Non-stationarity will violate the assumption that the error terms are normally distributed. A usual step is to include lags and/or leads into the model to capture serial correlation.
2) What can be done to improve out-of-sample prediction?
One may conduct a in-sample prediction to check if the model produces satisfactory results. First you apply your model and estimate the coefficients with a subset of your sample, for example the first 90% of the periods available. Then you do an out-of-sample prediction for the next 10% of the periods to see if the prediction is close enough to the actual data. By doing this, you may identify missing elements of your model and improve the predictive power of your model.
1) Random-effect vs Fixed-effect model: which one should I choose?
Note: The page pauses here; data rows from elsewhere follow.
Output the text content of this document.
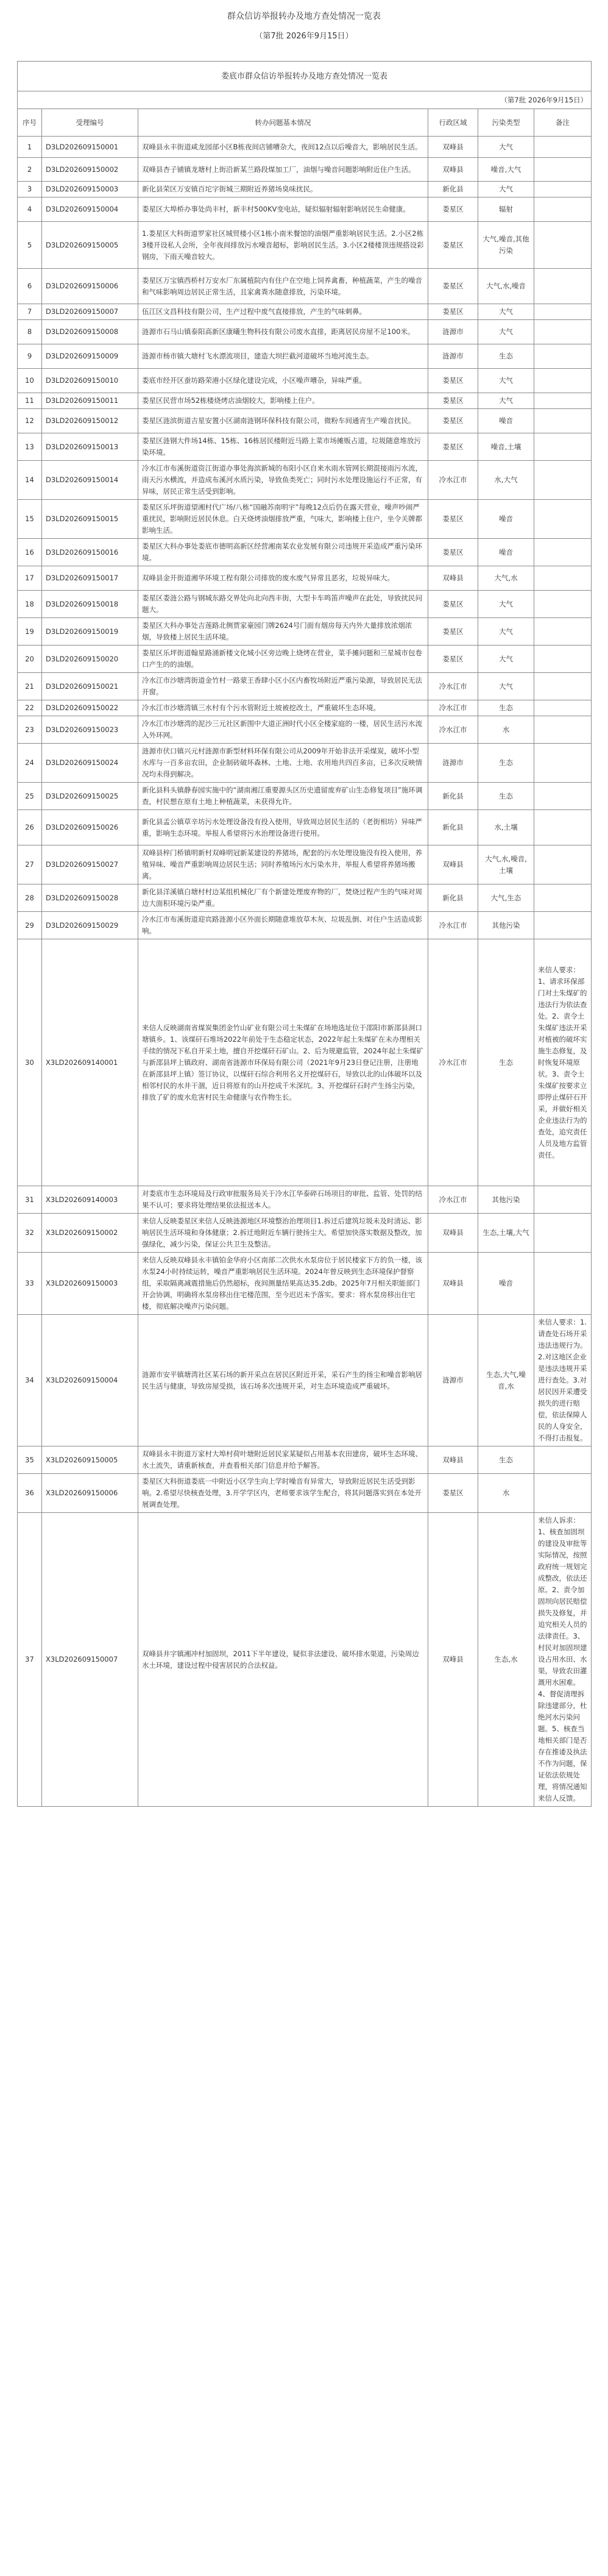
群众信访举报转办及地方查处情况一览表
（第7批 2026年9月15日）
娄底市群众信访举报转办及地方查处情况一览表					
（第7批 2026年9月15日）					
序号	受理编号	转办问题基本情况	行政区域	污染类型	备注
1	D3LD202609150001	双峰县永丰街道咸龙园部小区B栋夜间店铺嘈杂大，夜间12点以后噪音大，影响居民生活。	双峰县	大气	
2	D3LD202609150002	双峰县杏子铺镇龙塘村上街沿新某兰路段煤加工厂，油烟与噪音问题影响附近住户生活。	双峰县	噪音,大气	
3	D3LD202609150003	新化县荣区万安镇百坨字街城三期附近养猪场臭味扰民。	新化县	大气	
4	D3LD202609150004	娄星区大埠桥办事处尚丰村，新丰村500KV变电站，疑似辐射辐射影响居民生命健康。	娄星区	辐射	
5	D3LD202609150005	1.娄星区大科街道罗家社区城贸楼小区1栋小南米餐馆的油烟严重影响居民生活。2.小区2栋3楼开设私人会所，全年夜间排放污水噪音超标，影响居民生活。3.小区2楼楼顶违规搭设彩钢房，下雨天噪音较大。	娄星区	大气,噪音,其他污染	
6	D3LD202609150006	娄星区万宝镇西桥村万安水厂东属植院内有住户在空地上饲养禽畜，种植蔬菜，产生的噪音和气味影响周边居民正常生活，且家禽粪水随意排放，污染环境。	娄星区	大气,水,噪音	
7	D3LD202609150007	伍江区文昌科技有限公司，生产过程中废气直接排放，产生的气味刺鼻。	娄星区	大气	
8	D3LD202609150008	涟源市石马山镇泰阳高新区康曦生物科技有限公司废水直排，距离居民房屋不足100米。	涟源市	大气	
9	D3LD202609150009	涟源市杨市镇大塘村飞水漂流项目，建造大坝拦截河道破坏当地河流生态。	涟源市	生态	
10	D3LD202609150010	娄底市经开区蚕坊路荣港小区绿化建设完成，小区噪声嘈杂，异味严重。	娄星区	大气	
11	D3LD202609150011	娄星区民营市场52栋楼烧烤店油烟较大，影响楼上住户。	娄星区	大气	
12	D3LD202609150012	娄星区涟滨街道吉星安置小区湖南涟钢环保科技有限公司，微粉车间通宵生产噪音扰民。	娄星区	噪音	
13	D3LD202609150013	娄星区涟钢大件场14栋、15栋、16栋居民楼附近马路上菜市场摊贩占道，垃圾随意堆放污染环境。	娄星区	噪音,土壤	
14	D3LD202609150014	冷水江市布溪街道资江街道办事处海滨新城的布阳小区自来水雨水管网长期混接雨污水流，雨天污水横流，并造成布溪河水质污染，导致鱼类死亡；同时污水处理设施运行不正常，有异味，居民正常生活受到影响。	冷水江市	水,大气	
15	D3LD202609150015	娄星区乐坪街道望湘村代广场/八栋“国融苏南明宇”每晚12点后仍在露天营业，噪声吵闹严重扰民，影响附近居民休息。白天烧烤油烟排放严重，气味大，影响楼上住户，坐令关牌都影响生活。	娄星区	噪音	
16	D3LD202609150016	娄星区大科办事处娄底市德明高新区经营湘南某农业发展有限公司违规开采造成严重污染环境。	娄星区	噪音	
17	D3LD202609150017	双峰县金开街道湘华环境工程有限公司排放的废水废气异常且恶劣，垃圾异味大。	双峰县	大气,水	
18	D3LD202609150018	娄星区娄涟公路与钢城东路交界处向北向西丰街，大型卡车鸣笛声噪声在此处，导致扰民问题大。	娄星区	大气	
19	D3LD202609150019	娄星区大科办事处吉莲路北侧贾家豪园门牌2624号门面有烟房每天内外大量排放浓烟浓烟，导致楼上居民生活环境。	娄星区	大气	
20	D3LD202609150020	娄星区乐坪街道翰星路涌新楼文化城小区旁边晚上烧烤在营业，菜手摊问题和三星城市包卷口产生的的油烟。	娄星区	大气	
21	D3LD202609150021	冷水江市沙塘湾街道金竹村一路蒙王香肆小区小区内畜牧场附近严重污染源，导致居民无法开窗。	冷水江市	大气	
22	D3LD202609150022	冷水江市沙塘湾镇三水村有个污水管附近土坡被挖改土，严重破坏生态环境。	冷水江市	生态	
23	D3LD202609150023	冷水江市沙塘湾的泥沙三元社区新围中大道正洲时代小区全楼家庭的一楼，居民生活污水流入外环网。	冷水江市	水	
24	D3LD202609150024	涟源市伏口镇兴元村涟源市新型材料环保有限公司从2009年开始非法开采煤炭，破坏小型水库与一百多亩农田，企业制砖破坏森林、土地、土地、农用地共四百多亩，已多次反映情况均未得到解决。	涟源市	生态	
25	D3LD202609150025	新化县科头镇静春园实施中的“湖南湘江重要源头区历史遗留废弃矿山生态修复项目”施环调查，村民想在原有土地上种植蔬菜，未获得允许。	新化县	生态	
26	D3LD202609150026	新化县孟公镇草辛坊污水处理设备没有投入使用，导致周边居民生活的（老街相坊）异味严重，影响生态环境。举报人希望将污水治理设备进行使用。	新化县	水,土壤	
27	D3LD202609150027	双峰县梓门桥镇明新村双峰明冠新某建设的养猪场，配套的污水处理设施没有投入使用，养殖异味、噪音严重影响周边居民生活；同时养殖场污水污染水井，举报人希望将养猪场搬离。	双峰县	大气,水,噪音,土壤	
28	D3LD202609150028	新化县洋溪镇白塘村村边某组机械化厂有个新建处理废弃物的厂，焚烧过程产生的气味对周边大面积环境污染严重。	新化县	大气,生态	
29	D3LD202609150029	冷水江市布溪街道迎宾路涟源小区外面长期随意堆放草木灰、垃圾乱倒、对住户生活造成影响。	冷水江市	其他污染	
30	X3LD202609140001	来信人反映湖南省煤炭集团金竹山矿业有限公司土朱煤矿在场地选址位于邵阳市新邵县洞口塘镇乡。1、该煤矸石堆场2022年前处于生态稳定状态，2022年起土朱煤矿在未办理相关手续的情况下私自开采土地，擅自开挖煤矸石矿山。2、后为规避监管，2024年起土朱煤矿与新邵县坪上镇政府、湖南省涟源市环保局有限公司（2021年9月23日登记注册，注册地在新邵县坪上镇）签订协议，以煤矸石综合利用名义开挖煤矸石，导致以北的山体破坏以及相邻村民的水井干涸，近日将原有的山开挖成千米深坑。3、开挖煤矸石时产生扬尘污染，排放了矿的废水危害村民生命健康与农作物生长。	冷水江市	生态	来信人要求：1、请求环保部门对土朱煤矿的违法行为依法查处。2、责令土朱煤矿违法开采对植被的破坏实施生态修复，及时恢复环境原状。3、责令土朱煤矿按要求立即停止煤矸石开采，并做好相关企业违法行为的查处，追究责任人员及地方监管责任。
31	X3LD202609140003	对娄底市生态环境局及行政审批服务局关于冷水江华泰碎石场项目的审批、监管、处罚的结果不认可；要求将处理结果依法报送本人。	冷水江市	其他污染	
32	X3LD202609150002	来信人反映娄星区来信人反映涟源地区环境整治治理项目1.拆迁后建筑垃圾未及时清运、影响居民生活环境和身体健康；2.拆迁地附近车辆行驶扬尘大。希望加快落实数据及整改，加强绿化，减少污染，保证公共卫生及整洁。	双峰县	生态,土壤,大气	
33	X3LD202609150003	来信人反映双峰县永丰镇铂金华府小区南部二次供水水泵房位于居民楼家下方的负一楼，该水泵24小时持续运转，噪音严重影响居民生活环境。2024年曾反映到生态环境保护督察组，采取隔离减震措施后仍然超标，夜间测量结果高达35.2db。2025年7月相关职能部门开会协调，明确将水泵房移出住宅楼范围，至今迟迟未予落实。要求：将水泵房移出住宅楼，彻底解决噪声污染问题。	双峰县	噪音	
34	X3LD202609150004	涟源市安平镇塘湾社区某石场的新开采点在居民区附近开采，采石产生的扬尘和噪音影响居民生活与健康，导致房屋受损，该石场多次违规开采，对生态环境造成严重破坏。	涟源市	生态,大气,噪音,水	来信人要求：1.请查处石场开采违法违规行为。2.对这地区企业是违法违规开采进行查处。3.对居民因开采遭受损失的进行赔偿，依法保障人民的人身安全，不得打击报复。
35	X3LD202609150005	双峰县永丰街道万家村大埠村荷叶塘附近居民家某疑似占用基本农田建房，破坏生态环境、水土流失，请重新核查，并查看相关部门信息并给予解答。	双峰县	生态	
36	X3LD202609150006	娄星区大科街道娄底一中附近小区学生向上学时噪音有异常大，导致附近居民生活受到影响。2.希望尽快核查处理，3.开学学区内，老师要求该学生配合，将其问题落实到在本处开展调查处理。	娄星区	水	
37	X3LD202609150007	双峰县井字镇湘冲村加固坝，2011下半年建设，疑似非法建设、破坏排水渠道，污染周边水土环境，建设过程中侵害居民的合法权益。	双峰县	生态,水	来信人诉求：1、核查加固坝的建设及审批等实际情况，按照政府统一规划完成整改，依法还原。2、责令加固坝向居民赔偿损失及修复，并追究相关人员的法律责任。3、村民对加固坝建设占用水田、水渠，导致农田灌溉用水困难。4、督促清理拆除违建部分，杜绝河水污染问题。5、核查当地相关部门是否存在推诿及执法不作为问题，保证依法依规处理，将情况通知来信人反馈。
One may do a Hausman test to see if one or the other should be chosen. However, it may not be sufficient. One may display both models side by side for comparison. Only God knows the truth! In general, if the number of groups is not very large compared with the number of total observations, a fixed-effect model is more convincing since we do not expect the error terms to be randomly distributed in that case. Keep in mind that the Hausman test is only valid if strict-exogeneity assumption holds.
2) Is it true that techniques developed for short-panel (the number of groups is larger than the number of periods) can also be used for long-panel study?
No. One should check technique by technique. Most of them are based on the assumption that N>T. Recently a lot more tools have been developed for the long forgotten long-panel dataset. One major difference is that for long-panal data one may have to deal with issues of non-stationarity of variables.